Frank Schwabe ist in seiner Tätigkeit für den Europarat viel in Straßbourg, wo er ein Büro hat und wo das Parlament dieser Institution beheimatet ist. 47 der 50 europäischen Staaten sind Mitglied im Europarat, der mit der EU nichts zu tun hat.

Frank Schwabe ist in seiner Tätigkeit für den Europarat viel in Straßbourg, wo er ein Büro hat und wo das Parlament dieser Institution beheimatet ist. 47 der 50 europäischen Staaten sind Mitglied im Europarat, der mit der EU nichts zu tun hat. © dpa

Waren das freie und faire Wahlen?

Man habe hinterher nicht den Einfluss, ein Wahlergebnis als ungültig zu deklarieren oder es gar zu annullieren. Es gehe aber darum, international einschätzen zu können: Waren das freie und faire Wahlen? „Wer will das sonst beurteilen? Die Opposition, wenn es sie gibt, wird behaupten, dass es nicht fair war. Die Regierung wird sagen: alles super. Es braucht eine neutrale Instanz.“

Schwabe reist Donnerstag an. Am Wahltag sind die 25 Abgeordneten aus aller Herren Länder in Zweierteams im Land unterwegs, um Wahllokale anzusehen und zu schauen: Wie demokratisch läuft das ab?

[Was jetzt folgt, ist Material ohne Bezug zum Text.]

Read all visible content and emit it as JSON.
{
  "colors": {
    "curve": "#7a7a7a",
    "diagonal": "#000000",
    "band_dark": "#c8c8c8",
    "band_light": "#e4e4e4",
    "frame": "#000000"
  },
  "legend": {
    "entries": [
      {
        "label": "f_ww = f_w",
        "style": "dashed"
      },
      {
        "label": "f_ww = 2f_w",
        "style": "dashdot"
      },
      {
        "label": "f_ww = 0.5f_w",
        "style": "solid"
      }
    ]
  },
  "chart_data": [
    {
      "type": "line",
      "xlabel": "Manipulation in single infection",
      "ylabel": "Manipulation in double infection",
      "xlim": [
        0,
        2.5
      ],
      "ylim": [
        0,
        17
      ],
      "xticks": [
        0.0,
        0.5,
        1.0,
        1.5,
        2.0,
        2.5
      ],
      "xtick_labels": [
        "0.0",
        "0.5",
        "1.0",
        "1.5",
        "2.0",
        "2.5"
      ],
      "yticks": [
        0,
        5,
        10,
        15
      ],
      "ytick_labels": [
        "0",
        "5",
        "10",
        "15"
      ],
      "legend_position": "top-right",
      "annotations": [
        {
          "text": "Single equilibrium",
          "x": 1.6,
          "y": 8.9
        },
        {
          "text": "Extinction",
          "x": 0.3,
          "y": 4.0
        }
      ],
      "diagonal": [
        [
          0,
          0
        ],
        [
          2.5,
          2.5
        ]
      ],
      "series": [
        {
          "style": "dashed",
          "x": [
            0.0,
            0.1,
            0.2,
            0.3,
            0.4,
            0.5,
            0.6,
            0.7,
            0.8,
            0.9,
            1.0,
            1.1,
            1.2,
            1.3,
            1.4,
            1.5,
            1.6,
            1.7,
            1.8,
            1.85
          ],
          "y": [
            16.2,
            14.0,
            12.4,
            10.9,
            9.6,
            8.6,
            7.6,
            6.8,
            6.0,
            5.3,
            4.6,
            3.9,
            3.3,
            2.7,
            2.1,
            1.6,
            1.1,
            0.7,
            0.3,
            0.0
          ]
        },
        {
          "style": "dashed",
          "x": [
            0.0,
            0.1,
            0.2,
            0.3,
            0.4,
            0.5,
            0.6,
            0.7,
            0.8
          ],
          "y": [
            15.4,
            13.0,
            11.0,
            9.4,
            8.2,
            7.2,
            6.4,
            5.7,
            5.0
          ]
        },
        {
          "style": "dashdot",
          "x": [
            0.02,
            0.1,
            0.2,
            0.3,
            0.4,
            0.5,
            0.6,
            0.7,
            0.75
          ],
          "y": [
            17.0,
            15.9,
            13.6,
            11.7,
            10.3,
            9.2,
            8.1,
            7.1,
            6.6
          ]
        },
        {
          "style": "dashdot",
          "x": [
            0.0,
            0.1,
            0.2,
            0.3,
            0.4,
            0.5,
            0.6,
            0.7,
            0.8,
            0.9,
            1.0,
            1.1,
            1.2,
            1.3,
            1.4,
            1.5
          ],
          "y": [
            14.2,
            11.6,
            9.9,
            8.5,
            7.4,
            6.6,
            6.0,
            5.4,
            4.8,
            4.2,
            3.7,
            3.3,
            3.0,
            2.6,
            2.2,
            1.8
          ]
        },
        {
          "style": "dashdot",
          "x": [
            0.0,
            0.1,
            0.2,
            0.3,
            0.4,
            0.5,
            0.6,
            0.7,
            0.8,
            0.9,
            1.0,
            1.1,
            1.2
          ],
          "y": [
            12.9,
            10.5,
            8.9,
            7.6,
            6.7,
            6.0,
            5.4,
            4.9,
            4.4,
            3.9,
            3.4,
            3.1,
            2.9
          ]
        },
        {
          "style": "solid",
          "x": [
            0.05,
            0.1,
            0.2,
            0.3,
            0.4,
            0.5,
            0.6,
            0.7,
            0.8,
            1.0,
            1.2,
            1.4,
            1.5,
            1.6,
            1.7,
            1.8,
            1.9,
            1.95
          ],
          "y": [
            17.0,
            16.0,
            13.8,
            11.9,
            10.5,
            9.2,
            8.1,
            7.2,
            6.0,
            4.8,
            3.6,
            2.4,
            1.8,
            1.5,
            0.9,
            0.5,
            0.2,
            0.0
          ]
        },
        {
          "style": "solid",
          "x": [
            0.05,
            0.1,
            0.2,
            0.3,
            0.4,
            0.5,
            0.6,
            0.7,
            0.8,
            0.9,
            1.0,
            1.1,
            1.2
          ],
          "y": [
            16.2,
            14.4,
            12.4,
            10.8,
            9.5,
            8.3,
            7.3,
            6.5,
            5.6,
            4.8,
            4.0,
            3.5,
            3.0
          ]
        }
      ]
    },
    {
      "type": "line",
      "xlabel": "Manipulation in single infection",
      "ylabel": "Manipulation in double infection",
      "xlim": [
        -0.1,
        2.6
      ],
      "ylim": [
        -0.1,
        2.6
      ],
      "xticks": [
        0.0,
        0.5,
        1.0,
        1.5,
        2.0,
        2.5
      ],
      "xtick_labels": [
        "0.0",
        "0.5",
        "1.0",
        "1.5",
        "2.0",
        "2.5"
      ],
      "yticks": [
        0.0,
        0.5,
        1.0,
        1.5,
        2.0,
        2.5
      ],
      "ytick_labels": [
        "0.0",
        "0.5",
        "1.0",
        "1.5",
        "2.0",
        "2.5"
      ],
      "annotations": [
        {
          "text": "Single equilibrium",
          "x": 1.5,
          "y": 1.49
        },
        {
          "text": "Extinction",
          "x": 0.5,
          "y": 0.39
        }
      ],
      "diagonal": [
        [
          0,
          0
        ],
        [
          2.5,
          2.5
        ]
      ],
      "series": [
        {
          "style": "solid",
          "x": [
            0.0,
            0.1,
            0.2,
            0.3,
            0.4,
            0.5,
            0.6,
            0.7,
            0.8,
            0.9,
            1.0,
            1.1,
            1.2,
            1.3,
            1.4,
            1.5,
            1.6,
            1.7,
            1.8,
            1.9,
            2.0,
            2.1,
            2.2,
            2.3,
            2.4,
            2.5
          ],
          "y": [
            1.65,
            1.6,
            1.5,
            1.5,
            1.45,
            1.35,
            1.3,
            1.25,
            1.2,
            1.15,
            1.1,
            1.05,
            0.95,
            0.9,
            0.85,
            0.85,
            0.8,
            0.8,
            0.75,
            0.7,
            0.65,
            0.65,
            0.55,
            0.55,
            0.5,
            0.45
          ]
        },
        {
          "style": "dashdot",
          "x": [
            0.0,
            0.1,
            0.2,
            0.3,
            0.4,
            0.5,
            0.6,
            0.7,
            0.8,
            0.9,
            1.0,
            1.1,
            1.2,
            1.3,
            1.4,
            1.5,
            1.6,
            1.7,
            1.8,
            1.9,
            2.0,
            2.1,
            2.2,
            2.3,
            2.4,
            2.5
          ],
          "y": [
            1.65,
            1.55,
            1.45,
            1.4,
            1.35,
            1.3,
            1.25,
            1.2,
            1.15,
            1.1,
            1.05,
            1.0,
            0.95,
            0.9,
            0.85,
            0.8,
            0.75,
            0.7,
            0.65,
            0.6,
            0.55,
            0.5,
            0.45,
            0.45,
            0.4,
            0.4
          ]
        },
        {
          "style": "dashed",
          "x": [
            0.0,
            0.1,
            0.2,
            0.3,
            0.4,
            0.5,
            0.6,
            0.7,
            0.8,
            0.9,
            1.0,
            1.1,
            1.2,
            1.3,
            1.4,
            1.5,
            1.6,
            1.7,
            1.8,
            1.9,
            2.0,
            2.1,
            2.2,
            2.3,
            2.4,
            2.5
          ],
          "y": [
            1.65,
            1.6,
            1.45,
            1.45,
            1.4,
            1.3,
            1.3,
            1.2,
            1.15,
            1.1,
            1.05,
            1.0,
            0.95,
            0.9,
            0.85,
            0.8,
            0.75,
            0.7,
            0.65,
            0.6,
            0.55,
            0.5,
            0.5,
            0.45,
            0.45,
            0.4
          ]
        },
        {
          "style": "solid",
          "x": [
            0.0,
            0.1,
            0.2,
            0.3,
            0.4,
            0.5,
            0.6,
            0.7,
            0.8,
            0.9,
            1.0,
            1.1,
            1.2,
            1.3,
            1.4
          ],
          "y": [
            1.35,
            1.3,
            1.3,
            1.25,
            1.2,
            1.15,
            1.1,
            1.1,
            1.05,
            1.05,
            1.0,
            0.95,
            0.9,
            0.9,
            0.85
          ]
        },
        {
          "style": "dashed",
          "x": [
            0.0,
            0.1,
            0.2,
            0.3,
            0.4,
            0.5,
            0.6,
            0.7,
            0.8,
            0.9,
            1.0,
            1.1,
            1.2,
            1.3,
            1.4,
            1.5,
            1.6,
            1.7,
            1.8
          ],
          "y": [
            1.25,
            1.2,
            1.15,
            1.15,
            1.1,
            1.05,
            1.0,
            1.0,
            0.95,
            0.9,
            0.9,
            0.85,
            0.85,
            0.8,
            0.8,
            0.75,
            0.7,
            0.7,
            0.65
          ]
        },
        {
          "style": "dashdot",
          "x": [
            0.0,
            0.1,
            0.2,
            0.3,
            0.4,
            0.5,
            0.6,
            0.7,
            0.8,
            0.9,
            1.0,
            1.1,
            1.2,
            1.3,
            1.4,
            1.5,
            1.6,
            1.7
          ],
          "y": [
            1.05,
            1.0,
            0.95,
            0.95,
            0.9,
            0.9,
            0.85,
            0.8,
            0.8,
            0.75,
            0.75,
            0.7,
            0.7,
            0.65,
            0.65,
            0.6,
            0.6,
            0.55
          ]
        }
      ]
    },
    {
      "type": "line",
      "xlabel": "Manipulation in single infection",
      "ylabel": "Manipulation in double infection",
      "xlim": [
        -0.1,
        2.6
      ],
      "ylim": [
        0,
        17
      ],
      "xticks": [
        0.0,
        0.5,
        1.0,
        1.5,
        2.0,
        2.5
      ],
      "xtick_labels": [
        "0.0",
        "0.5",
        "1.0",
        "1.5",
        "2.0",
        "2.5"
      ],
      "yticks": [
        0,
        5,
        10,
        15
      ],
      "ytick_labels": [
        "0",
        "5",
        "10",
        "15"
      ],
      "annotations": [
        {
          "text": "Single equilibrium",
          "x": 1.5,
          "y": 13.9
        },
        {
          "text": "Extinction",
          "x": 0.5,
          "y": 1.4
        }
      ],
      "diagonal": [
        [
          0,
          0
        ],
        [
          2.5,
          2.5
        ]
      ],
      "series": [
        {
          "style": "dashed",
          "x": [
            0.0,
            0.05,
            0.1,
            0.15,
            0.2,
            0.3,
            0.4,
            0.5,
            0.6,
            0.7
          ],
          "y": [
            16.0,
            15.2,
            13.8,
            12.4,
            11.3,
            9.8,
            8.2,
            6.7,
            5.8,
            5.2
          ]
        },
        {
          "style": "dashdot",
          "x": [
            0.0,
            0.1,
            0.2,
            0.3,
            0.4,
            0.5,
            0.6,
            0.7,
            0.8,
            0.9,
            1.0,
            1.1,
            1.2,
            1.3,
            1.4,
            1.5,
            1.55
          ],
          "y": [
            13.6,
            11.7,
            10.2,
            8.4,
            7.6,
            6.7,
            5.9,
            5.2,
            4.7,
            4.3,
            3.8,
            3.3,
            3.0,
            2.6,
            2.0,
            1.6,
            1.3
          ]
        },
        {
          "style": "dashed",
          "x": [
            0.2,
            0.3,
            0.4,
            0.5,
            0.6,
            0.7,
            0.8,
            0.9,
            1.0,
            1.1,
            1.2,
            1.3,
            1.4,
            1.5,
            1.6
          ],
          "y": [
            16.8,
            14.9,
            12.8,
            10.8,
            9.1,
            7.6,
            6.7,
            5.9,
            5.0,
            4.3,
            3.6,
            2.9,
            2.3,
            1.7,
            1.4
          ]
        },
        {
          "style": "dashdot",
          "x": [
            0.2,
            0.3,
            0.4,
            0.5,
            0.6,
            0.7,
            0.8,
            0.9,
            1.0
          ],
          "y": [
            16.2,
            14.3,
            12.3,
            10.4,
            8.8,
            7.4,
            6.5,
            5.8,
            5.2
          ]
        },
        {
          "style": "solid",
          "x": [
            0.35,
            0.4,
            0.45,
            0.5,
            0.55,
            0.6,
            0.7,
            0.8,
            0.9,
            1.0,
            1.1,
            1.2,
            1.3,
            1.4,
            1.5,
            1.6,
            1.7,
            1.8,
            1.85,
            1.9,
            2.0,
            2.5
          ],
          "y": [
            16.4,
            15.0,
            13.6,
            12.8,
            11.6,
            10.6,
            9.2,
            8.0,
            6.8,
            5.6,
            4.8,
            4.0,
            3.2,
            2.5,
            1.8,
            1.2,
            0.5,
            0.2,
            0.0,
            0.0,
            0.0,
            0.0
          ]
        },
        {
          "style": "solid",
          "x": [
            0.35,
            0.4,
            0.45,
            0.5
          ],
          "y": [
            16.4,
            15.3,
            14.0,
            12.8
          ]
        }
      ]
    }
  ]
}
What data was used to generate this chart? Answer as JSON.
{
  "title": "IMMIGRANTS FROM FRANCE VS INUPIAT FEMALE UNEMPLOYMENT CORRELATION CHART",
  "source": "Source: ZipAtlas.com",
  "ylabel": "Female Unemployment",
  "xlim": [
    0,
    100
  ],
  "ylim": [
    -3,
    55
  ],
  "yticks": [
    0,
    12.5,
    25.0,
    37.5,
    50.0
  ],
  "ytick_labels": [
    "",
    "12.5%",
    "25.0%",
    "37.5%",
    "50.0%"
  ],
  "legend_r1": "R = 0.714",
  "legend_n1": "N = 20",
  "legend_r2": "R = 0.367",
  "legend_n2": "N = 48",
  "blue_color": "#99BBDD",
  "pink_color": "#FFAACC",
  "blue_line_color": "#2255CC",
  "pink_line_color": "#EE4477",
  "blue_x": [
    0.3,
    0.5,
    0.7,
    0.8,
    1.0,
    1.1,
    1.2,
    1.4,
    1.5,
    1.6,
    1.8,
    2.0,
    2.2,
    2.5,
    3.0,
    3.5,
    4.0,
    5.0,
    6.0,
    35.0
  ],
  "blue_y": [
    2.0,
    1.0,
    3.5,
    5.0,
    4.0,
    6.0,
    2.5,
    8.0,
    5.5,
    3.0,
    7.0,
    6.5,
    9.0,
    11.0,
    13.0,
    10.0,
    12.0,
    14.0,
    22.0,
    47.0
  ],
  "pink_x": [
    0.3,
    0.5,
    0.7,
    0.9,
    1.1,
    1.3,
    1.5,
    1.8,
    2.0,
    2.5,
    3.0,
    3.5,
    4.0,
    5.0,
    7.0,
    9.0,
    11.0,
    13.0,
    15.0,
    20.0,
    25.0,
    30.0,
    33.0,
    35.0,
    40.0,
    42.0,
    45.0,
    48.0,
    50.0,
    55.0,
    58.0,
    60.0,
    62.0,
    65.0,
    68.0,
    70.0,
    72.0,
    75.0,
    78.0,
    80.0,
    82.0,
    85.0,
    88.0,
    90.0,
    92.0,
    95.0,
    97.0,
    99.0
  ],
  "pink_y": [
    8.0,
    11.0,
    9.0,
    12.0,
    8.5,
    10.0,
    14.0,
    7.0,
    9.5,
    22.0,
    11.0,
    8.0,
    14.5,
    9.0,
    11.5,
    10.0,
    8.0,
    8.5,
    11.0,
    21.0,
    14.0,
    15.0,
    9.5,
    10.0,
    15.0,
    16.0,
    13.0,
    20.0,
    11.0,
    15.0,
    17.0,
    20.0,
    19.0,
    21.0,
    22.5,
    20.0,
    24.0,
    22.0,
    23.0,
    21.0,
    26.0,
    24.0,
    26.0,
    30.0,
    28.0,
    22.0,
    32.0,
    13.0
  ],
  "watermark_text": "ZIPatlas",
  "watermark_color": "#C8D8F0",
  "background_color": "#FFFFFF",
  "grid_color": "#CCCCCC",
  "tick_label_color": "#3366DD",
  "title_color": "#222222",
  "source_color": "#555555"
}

Andere Fragen wurden schon vorher untersucht: Ist das Umfeld der Wahl demokratisch? Gibt es die Möglichkeit für eine Opposition, anzutreten, gleichberechtigt Wahlkampf zu betreiben? Bekommt sie Sendezeiten im Fernsehen? Gibt es eine Pluralität der Medien oder sind sie staatlich gelenkt? Dafür befragen die Beobachter Freitag und Samstag in einem Raum Medienvertreter, Vertreter der Zivilgesellschaft, Parteien, die Vorsitzenden der staatlichen Wahlorganisationsbehörde.